Incluso giré la cabeza siguiéndola. La infancia. Mi madre decía: Superar la infancia es sobrevivir al peor de los tsunamis. Yo no la entendía. ¿Qué le habría pasado? Si rompía un vaso, lanzaba los vidrios al tacho sin envolverlos. Mamá, el basurero se cortará las manos. El riesgo es parte de su trabajo, respondía. Su cuadro favorito: “Destrucción de Pompeya”. La copia sigue en la sala de casa. Por el reflejo de la luz en el agua, las horas quietas del mar, yo lo creía un reino perdido, la Atlántida o algo así. Vi la destrucción cuando supe el título. Mi madre es la última taquígrafa de su trabajo, es secretaria de gerencia en un banco. En su agenda, los nombres, las direcciones, los pendientes y —qué sé yo— son signos que nadie más comprende. Los secretos nos hacen interesantes. Yo robé una foto de una exposición. La imagen de una mujer leyendo. Colgaba de un clavo, parecía tan fácil. Caminé hacia la entrada, los policías miraban videos sin audio en la computadora. Me alejé como un ladrón profesional, llevándola en la mano. La foto me acompaña todavía, una vez le conté a una chica del robo de la foto y me besó.

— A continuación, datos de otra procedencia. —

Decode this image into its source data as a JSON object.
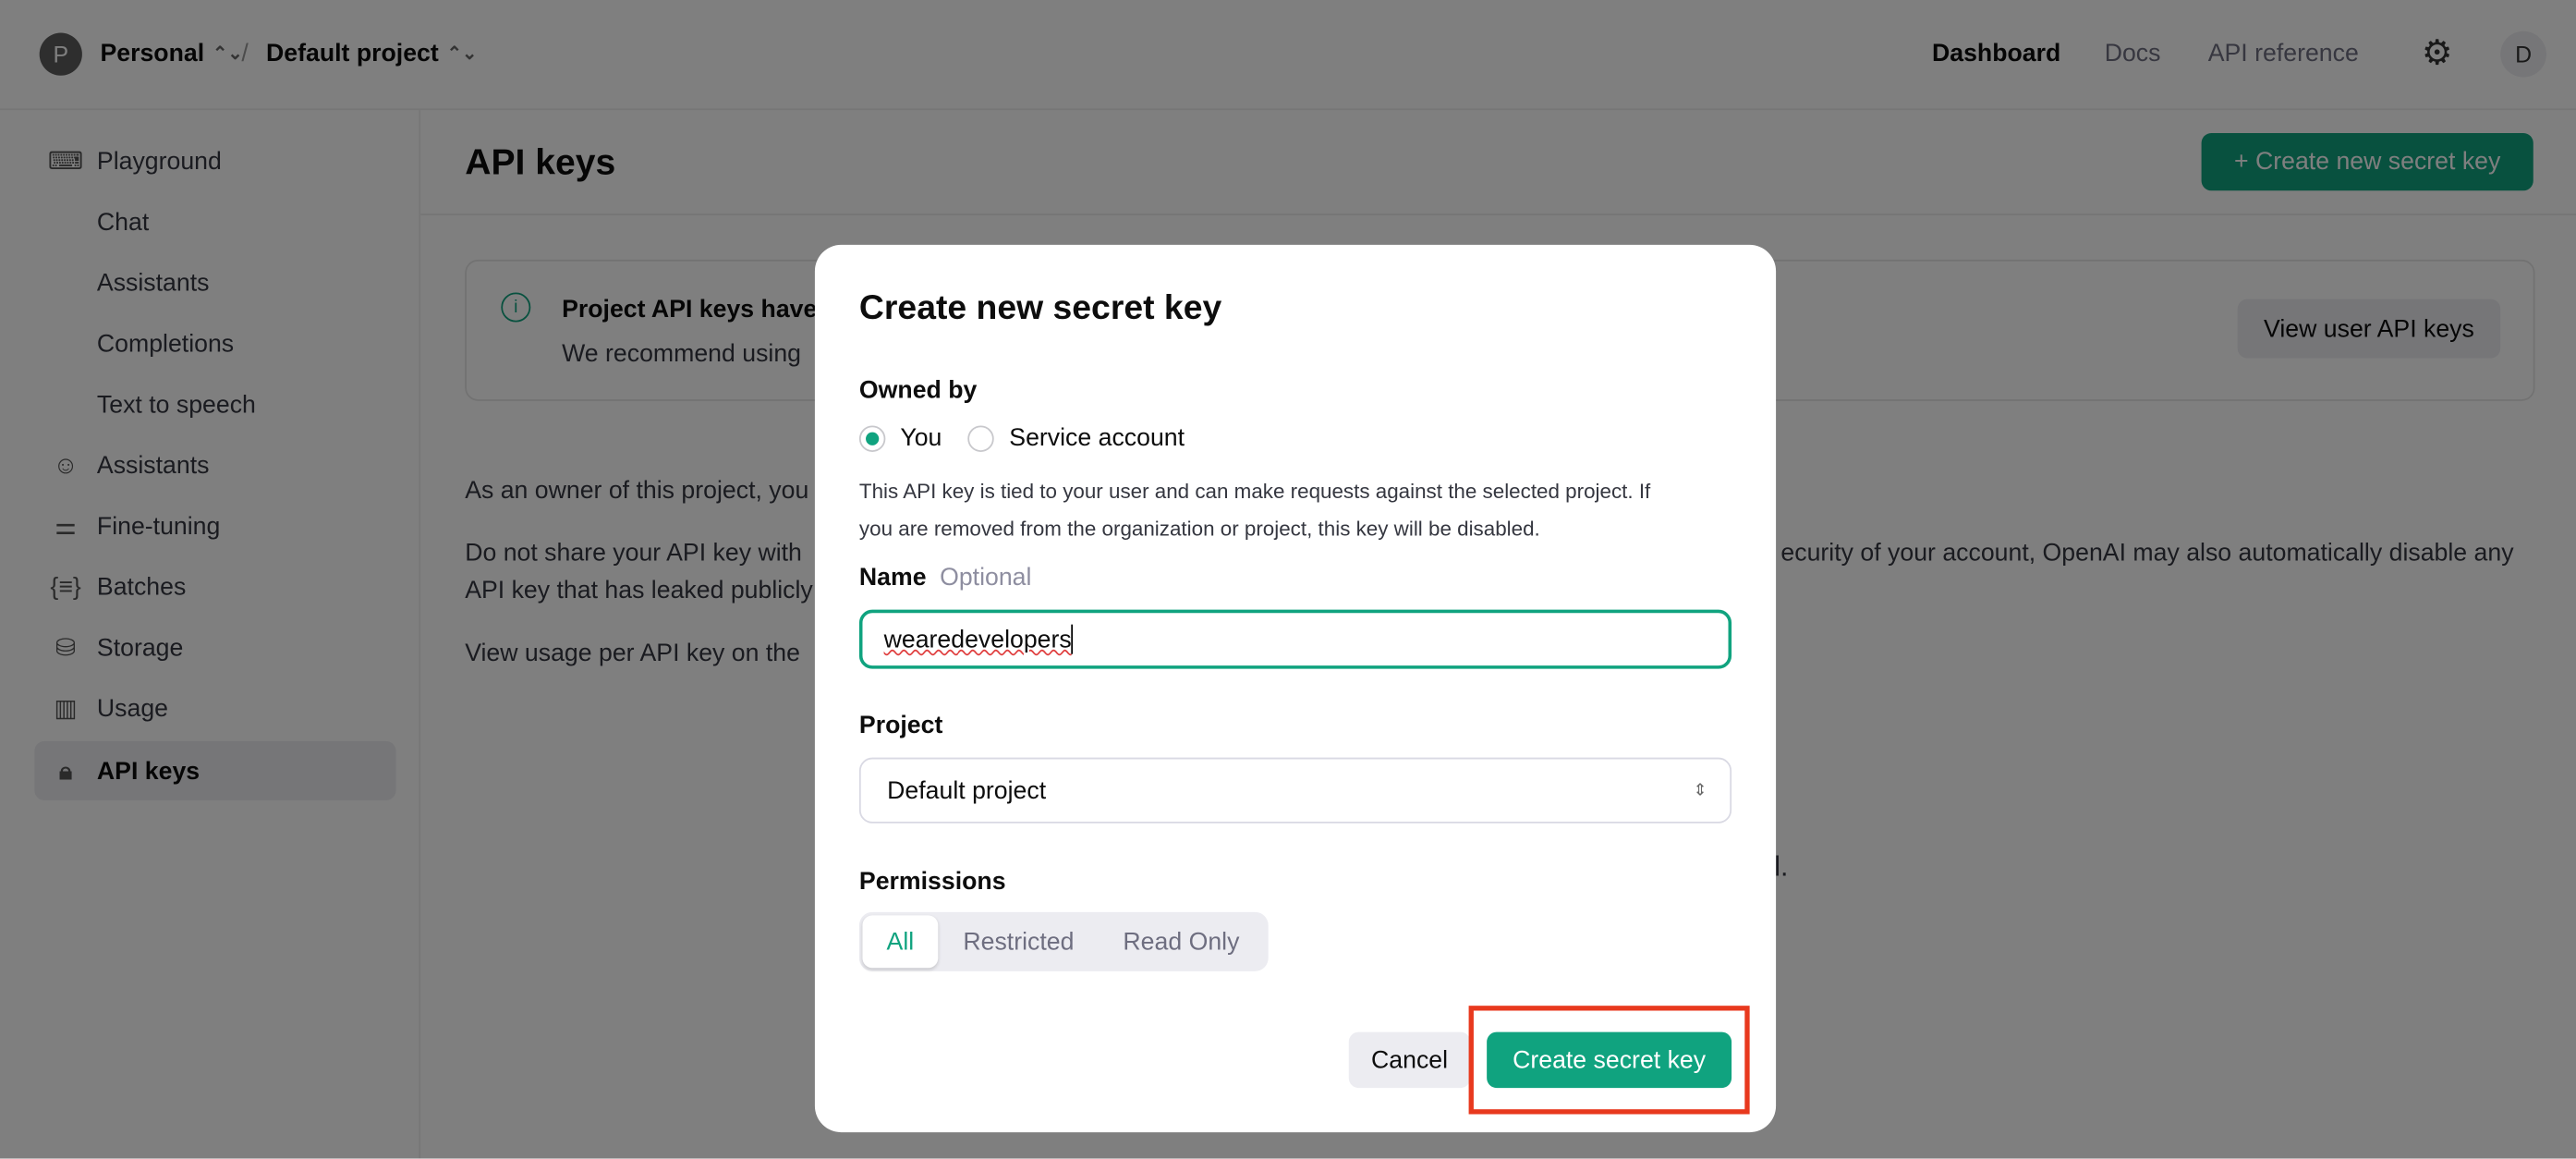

Juane me pidió otra cerveza. Le abrí una lata. León dijo:
¿Escucharon que es el invierno más frío en treinta años?, y nosotros yéndonos a Ticlio.

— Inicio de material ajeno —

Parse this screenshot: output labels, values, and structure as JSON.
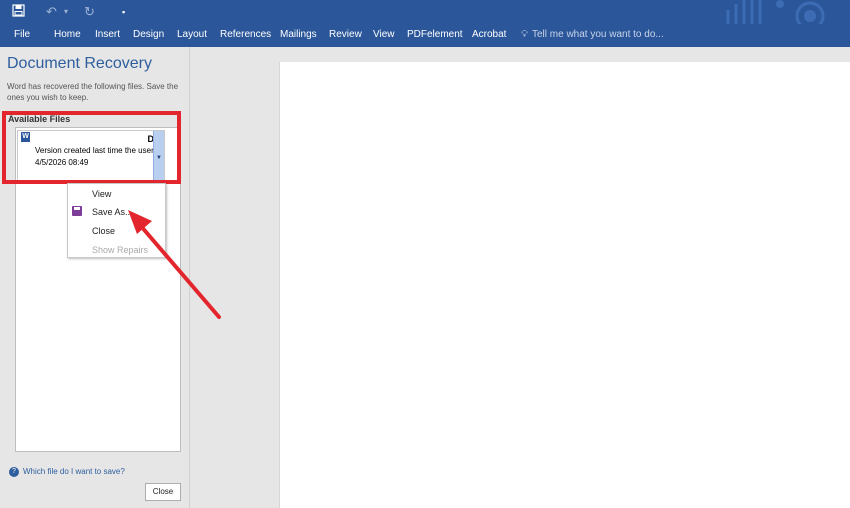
{
  "quick_access": {
    "save_icon": "save-icon",
    "undo_icon": "undo-icon",
    "redo_icon": "redo-icon"
  },
  "ribbon": {
    "tabs": [
      "File",
      "Home",
      "Insert",
      "Design",
      "Layout",
      "References",
      "Mailings",
      "Review",
      "View",
      "PDFelement",
      "Acrobat"
    ],
    "tell_me": "Tell me what you want to do...",
    "tell_me_icon": "lightbulb-icon",
    "color": "#2b579a"
  },
  "recovery_pane": {
    "title": "Document Recovery",
    "description": "Word has recovered the following files.  Save the ones you wish to keep.",
    "available_label": "Available Files",
    "file": {
      "name": "D",
      "version": "Version created last time the user",
      "date": "4/5/2026 08:49",
      "icon": "word-file-icon"
    },
    "context_menu": {
      "items": [
        "View",
        "Save As...",
        "Close",
        "Show Repairs"
      ],
      "disabled_item": "Show Repairs"
    },
    "help_text": "Which file do I want to save?",
    "close_button": "Close"
  },
  "annotations": {
    "highlight_color": "#e3262d",
    "arrow_color": "#e3262d"
  }
}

Dije que muchos se atrincheraban con este frío, qué aburrido todo, mejor invernar.
León: Cómo exageran, el problema es el cielo gris, este cielo de tormenta sin tormenta.
Yo: El otro día leí que los países más felices del mundo son los que tienen la más alta tasa de suicidios.
Juane siguió sorbiendo de su lata: No tiene sentido.
Dije: Pero no hay relación entre una ciudad donde siempre llueve y el suicidio.
¿Quién querría matarse si es feliz?, dijo Juane. La cerveza, ahora mismo, es lo único que me hace feliz. Reímos. Comenzó a eructar: A, B, C, D, E, F, G, H. Lo seguimos. Ya nos cuesta completar el abecedario. Cuando debes esforzarte, algo se ha perdido o no.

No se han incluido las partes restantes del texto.